E Gianni Minà riusciva a trovare la chiave per sciogliere anche i personaggi più scontrosi e a trovare una chiave di racconto che piaceva al pubblico. Alla base, c’era la sua capacità di non giudicare l’interlocutore.
Ha iniziato con lo sport (era tifoso del Torino), ha saputo spaziare tra letteratura, musica, cinema, cultura. Ha amato il Sudamerica, cui ha dedicato una parte importantissima della sua attività editoriale. Un Sudamerica sempre in lotta, contorto, a volte drogato, non sempre vero. Lui ci ha scavato, l’ha vissuto e raccontato.
In Sudamerica andò nel 1986 per la Rai. Doveva raccontare i potenziali protagonisti del Mondiale del 1986. Tra loro, anche Paulo Roberto Falcao, che dopo aver lasciato la Roma giocava nel San Paolo. Minà guardò San Paolo-Fluminense e Falcao gli disse: «Ti va di accompagnarmi a Porto Alegre?». Sul pullman, Falcao gli parlò del calcio, del Brasile, e molto della Roma. Finché i due non si ritrovarono nel Palazzetto dello Sport di Porto Alegre per una rimpatriata con i suoi ex compagni di squadra nell’Internacional e sul terrazzo di casa mentre il Divino palleggiava col nipotino. Falcao gli raccontò degli amici d’infanzia che lo chiamavano “Bola Bola”, accompagnandolo nel quartiere della sua infanzia. Anche nel 1986, lo chiamavano ancora così. Lo abbracciavano, come se fossero bambini, e quegli abbracci vanno visti, non si possono raccontare. Forse solo Minà saprebbe farlo, come fece all’epoca mentre Falcao finiva a giocare una partitella per strada, con gli amici di un tempo.
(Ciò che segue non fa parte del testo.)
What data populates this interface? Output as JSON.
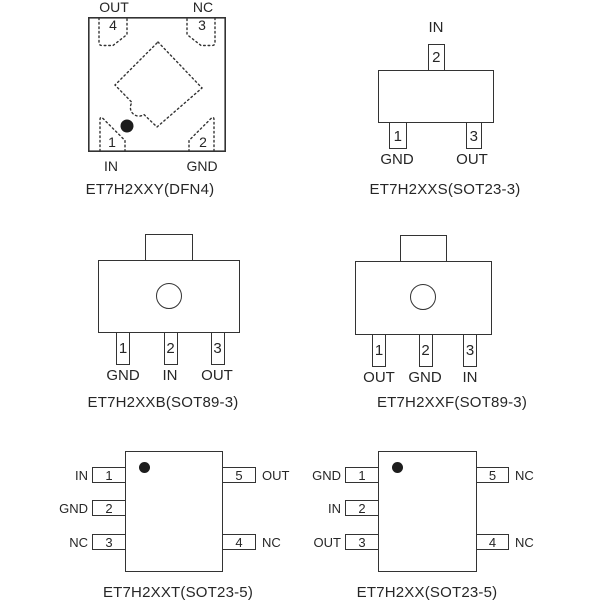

«Io non ho fatto mai niente per impormi - gli disse a un certo punto - a un certo momento mi sono semplicemente accorto che i miei compagni avevano molta fiducia in me». Questo ha dimostrato Gianni Minà, cioè come si può creare un legame di fiducia con le persone. Forse i tempi non consentiranno più a un eventuale nuovo Gianni Minà di potersi esprimere, ma finché ci saranno legami di fiducia tra le persone non ci sarà alcun tempo che potrà vincere sull’umanità.